In summation, I believe that despite the market's rise to near all-time high levels, Berkshire Hathaway and 3G found an elephant-sized deal that they were able to acquire and scale up, without taking a lot of real risk relative to the size of the opportunity. I would not be surprised to see divestitures of non-core assets, aggressive cost-cutting and future acquisitions to leverage the distribution channel. As Berkshire shareholders we are immensely happy with this deal and I believe it works for everybody's long-term interests. The cost-cutting component could be controversial, but I would use the 3G inspired acquisition of Anheuser-Busch (NYSE:BUD) as the template for this deal, minus some of the fat that was associated with that company.

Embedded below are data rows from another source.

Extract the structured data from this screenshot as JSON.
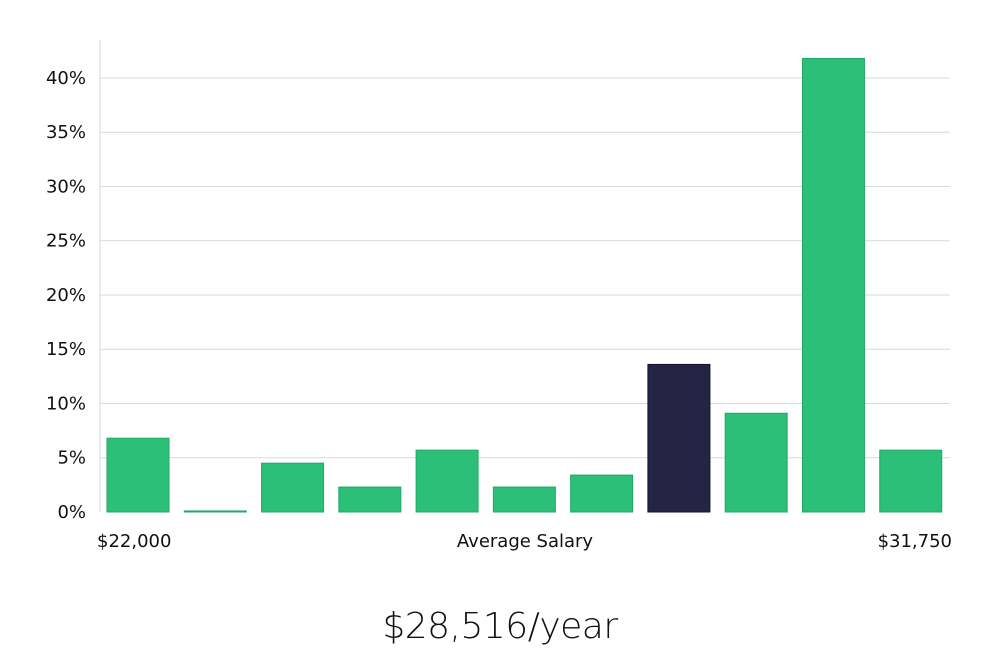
{
  "chart_data": {
    "type": "bar",
    "ylim": [
      0,
      43.5
    ],
    "y_ticks": [
      0,
      5,
      10,
      15,
      20,
      25,
      30,
      35,
      40
    ],
    "y_tick_suffix": "%",
    "grid": true,
    "values": [
      6.8,
      0.1,
      4.5,
      2.3,
      5.7,
      2.3,
      3.4,
      13.6,
      9.1,
      41.8,
      5.7
    ],
    "highlight_index": 7,
    "xlabel": "Average Salary",
    "x_min_label": "$22,000",
    "x_max_label": "$31,750"
  },
  "summary": {
    "salary": "$28,516/year"
  },
  "colors": {
    "bar": "#2bbf77",
    "bar_border": "#22a866",
    "highlight": "#262444",
    "highlight_border": "#141230",
    "grid": "#d9d9d9",
    "text": "#111111"
  }
}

Once the acquisition closes, Heinz shareholders' will have been fully compensated, 3G will have a uniquely attractive leveraged buyout opportunity with scale financed at cheap interest rates, and Berkshire Hathaway will have secured $720MM in annual pretax income along with the ability to deploy large amount of capital to a management team that Buffett trusts to run the business. It will be interesting to see how things turn out.
Disclosure: I am long BRK.B, PEP. I wrote this article myself, and it expresses my own opinions. I am not receiving compensation for it (other than from Seeking Alpha). I have no business relationship with any company whose stock is mentioned in this article.